Poor cost/benefit recognition
Just like the marshmallow experiment, where the ability to delay gratification is a key predictor of future success for children, cities and medicine have been seeking short term victories at the expense of longer-term success. Part of this seems symptomatic with a broader societal short-termism and an inability to solve long-term problems.
When real estate developers kept going further out to build suburbs, cities continue to incentivize them, building more and more infrastructure, all in the name of “growth” and the potential for more near-term revenue. However, the costs have longer duration, and those are coming due now, and will accelerate in coming decades.
The solutions in medical and cancer research seem to be yielding smaller and smaller benefits, with new drugs adding only weeks or maybe months to patients’ lives. And the costs of these solutions keep getting higher and higher, suggesting there is very little juice left to squeeze from the orange. The publicly traded pharmaceutical firms are more incentivized to create a slightly better erection pill, and advertise it like crazy.
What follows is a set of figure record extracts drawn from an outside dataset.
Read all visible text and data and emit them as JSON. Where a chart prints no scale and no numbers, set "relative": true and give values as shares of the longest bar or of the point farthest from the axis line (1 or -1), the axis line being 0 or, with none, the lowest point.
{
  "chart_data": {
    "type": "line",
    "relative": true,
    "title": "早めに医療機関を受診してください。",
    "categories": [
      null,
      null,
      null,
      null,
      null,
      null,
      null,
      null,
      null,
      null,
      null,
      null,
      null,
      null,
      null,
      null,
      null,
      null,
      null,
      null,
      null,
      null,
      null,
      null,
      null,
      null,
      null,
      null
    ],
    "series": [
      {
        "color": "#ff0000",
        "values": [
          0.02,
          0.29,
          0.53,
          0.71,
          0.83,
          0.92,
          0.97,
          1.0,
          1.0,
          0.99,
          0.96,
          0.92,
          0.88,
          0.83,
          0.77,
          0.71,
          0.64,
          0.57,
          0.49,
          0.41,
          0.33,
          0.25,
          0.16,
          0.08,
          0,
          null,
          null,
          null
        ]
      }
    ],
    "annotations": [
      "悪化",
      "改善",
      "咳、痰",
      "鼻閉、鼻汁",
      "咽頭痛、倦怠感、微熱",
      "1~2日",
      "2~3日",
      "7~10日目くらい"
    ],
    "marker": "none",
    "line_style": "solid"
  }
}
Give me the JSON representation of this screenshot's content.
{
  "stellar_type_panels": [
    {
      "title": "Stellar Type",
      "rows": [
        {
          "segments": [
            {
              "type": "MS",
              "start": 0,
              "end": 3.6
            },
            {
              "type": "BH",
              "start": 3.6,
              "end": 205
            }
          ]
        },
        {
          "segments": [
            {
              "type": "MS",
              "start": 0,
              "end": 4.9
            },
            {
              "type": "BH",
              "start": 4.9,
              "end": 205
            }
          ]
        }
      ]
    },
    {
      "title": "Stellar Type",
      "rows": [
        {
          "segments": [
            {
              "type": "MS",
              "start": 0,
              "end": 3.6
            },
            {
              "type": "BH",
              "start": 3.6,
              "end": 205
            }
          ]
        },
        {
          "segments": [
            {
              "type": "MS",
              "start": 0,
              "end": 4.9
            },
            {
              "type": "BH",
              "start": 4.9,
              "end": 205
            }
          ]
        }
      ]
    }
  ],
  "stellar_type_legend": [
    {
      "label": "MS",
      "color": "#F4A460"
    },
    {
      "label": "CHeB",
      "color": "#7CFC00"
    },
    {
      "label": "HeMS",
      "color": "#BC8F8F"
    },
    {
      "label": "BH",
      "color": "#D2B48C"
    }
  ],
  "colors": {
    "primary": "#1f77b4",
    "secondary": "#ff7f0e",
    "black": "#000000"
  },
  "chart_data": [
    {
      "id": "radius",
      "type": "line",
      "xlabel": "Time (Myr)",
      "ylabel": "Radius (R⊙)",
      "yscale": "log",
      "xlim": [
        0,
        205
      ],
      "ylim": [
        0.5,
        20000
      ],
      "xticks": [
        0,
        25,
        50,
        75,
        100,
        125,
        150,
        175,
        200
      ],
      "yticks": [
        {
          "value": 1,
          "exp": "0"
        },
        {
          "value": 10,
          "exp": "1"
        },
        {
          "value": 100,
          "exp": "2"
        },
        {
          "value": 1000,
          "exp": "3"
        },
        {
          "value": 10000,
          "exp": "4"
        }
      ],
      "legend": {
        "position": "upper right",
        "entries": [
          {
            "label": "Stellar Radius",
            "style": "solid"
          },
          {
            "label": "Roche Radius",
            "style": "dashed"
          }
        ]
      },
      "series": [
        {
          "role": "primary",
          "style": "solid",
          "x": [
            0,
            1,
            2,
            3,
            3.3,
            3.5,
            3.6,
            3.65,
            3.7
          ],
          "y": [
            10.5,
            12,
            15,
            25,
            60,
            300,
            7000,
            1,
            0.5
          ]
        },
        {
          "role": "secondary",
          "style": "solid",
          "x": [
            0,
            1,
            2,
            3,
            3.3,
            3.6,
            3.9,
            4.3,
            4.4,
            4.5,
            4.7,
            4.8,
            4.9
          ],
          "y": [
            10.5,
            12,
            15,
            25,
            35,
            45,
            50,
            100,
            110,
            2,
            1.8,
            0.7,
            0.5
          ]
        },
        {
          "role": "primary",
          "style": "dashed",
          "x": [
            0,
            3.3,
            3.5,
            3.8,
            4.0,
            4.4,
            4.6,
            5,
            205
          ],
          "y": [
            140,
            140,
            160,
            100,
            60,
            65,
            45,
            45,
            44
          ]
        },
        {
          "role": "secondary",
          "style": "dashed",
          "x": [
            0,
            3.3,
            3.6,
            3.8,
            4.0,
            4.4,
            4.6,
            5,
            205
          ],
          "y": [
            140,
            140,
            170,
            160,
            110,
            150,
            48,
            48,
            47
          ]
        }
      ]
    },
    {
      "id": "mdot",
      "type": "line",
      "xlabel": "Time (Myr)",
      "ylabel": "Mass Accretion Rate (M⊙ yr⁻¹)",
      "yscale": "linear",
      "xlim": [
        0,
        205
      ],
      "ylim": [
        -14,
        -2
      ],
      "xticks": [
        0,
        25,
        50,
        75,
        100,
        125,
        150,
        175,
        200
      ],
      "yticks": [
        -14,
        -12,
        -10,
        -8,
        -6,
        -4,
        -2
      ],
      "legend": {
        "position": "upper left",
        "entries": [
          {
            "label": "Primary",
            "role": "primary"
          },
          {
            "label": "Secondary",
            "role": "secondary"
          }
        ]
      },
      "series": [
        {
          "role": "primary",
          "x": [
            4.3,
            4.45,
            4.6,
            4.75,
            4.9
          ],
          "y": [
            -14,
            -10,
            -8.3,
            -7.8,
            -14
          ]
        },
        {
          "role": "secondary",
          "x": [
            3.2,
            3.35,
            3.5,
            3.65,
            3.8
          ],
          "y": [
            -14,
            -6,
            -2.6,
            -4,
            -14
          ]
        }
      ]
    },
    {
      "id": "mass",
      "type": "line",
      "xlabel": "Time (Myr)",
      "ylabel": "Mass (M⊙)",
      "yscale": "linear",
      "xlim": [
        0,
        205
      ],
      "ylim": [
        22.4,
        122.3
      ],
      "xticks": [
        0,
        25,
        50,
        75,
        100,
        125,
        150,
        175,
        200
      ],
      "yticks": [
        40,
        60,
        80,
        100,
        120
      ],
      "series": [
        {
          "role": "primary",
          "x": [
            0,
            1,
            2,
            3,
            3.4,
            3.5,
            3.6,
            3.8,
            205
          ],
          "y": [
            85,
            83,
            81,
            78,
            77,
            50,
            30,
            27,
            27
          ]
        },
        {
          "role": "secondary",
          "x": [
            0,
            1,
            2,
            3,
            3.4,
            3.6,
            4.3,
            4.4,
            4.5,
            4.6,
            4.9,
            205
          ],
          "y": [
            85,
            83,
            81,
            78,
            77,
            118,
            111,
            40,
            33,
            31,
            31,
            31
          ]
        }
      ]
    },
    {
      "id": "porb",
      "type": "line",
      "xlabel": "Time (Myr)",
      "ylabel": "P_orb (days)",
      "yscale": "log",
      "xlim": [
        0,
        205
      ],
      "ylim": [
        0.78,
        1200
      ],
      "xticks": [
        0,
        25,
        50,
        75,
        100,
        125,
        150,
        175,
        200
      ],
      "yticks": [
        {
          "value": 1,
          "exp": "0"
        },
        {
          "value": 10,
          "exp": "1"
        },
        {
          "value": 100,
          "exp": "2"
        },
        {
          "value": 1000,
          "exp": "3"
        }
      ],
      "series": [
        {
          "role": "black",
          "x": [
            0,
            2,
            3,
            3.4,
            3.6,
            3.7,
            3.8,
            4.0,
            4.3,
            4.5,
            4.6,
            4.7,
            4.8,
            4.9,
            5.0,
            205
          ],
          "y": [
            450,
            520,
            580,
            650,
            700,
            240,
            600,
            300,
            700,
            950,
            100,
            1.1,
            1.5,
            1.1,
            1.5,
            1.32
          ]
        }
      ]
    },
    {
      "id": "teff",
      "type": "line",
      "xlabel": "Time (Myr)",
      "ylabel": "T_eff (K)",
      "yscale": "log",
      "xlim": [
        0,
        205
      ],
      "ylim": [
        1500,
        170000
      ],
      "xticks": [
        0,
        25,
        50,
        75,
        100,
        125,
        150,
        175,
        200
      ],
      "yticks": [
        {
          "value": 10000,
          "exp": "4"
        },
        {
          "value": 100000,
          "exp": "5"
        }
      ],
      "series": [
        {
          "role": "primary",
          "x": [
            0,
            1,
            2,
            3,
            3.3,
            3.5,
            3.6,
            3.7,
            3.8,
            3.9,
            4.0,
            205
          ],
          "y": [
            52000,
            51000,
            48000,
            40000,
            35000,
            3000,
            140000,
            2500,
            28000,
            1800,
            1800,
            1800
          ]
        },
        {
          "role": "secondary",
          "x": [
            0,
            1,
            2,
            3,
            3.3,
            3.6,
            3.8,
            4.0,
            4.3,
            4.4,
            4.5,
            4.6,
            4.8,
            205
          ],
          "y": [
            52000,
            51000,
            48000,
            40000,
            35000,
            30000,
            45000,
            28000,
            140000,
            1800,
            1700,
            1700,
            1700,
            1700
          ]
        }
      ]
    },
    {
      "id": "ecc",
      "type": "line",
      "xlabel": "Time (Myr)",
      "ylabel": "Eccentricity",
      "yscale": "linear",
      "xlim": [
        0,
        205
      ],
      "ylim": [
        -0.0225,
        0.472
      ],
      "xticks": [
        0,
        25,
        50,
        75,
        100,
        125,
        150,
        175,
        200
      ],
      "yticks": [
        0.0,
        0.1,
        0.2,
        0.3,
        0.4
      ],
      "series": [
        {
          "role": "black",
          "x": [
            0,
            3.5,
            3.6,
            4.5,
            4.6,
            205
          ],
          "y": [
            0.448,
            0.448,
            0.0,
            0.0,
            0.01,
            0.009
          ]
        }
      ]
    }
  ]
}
The cancer solutions are harder, longer dated, more complex and less certain.
Lack of recognition for complexity
Real estate developers and economic development officials moved from making small iterative bets to making large single-use bets that are not adaptive to a changing world. A large big box center housing Circuit City, Toys R Us and Bed Bath N’Beyond underwrite very well, for a specific world, at a specific time. However, that retail property is extremely fragile and unable to adapt in a changing world. Similarly, biotech research has focused on making massive bets requiring billions of dollars and years of trials, focusing on smaller and smaller targets, solving smaller and smaller problems.
To start a chess game, there are only 20 potential moves. However, after only three moves, there are over 9 million potential variations. Cancer is similar. It starts as one mutated cell, but then metastasizes in form in nearly infinite ways. Complex systems require getting as close to the initial conditions as possible.
These are huge areas, and I wish I had the answers. My best suggestion is that we all start small. Make little bets, and make them early. Focus very locally in our communities, working to get local businesses healthy and remaining locally owned. Get involved, and help get tax dollars involved in maintenance and improvement rather than outward growth. On the healthcare side, we should not expect a silver bullet and take more of our care into our own hands. The coronavirus has shown the risk of pre-existing conditions such as obesity and diabetes. A focus more on prevention, overall health and consistent screening seems more robust than waiting for a cure.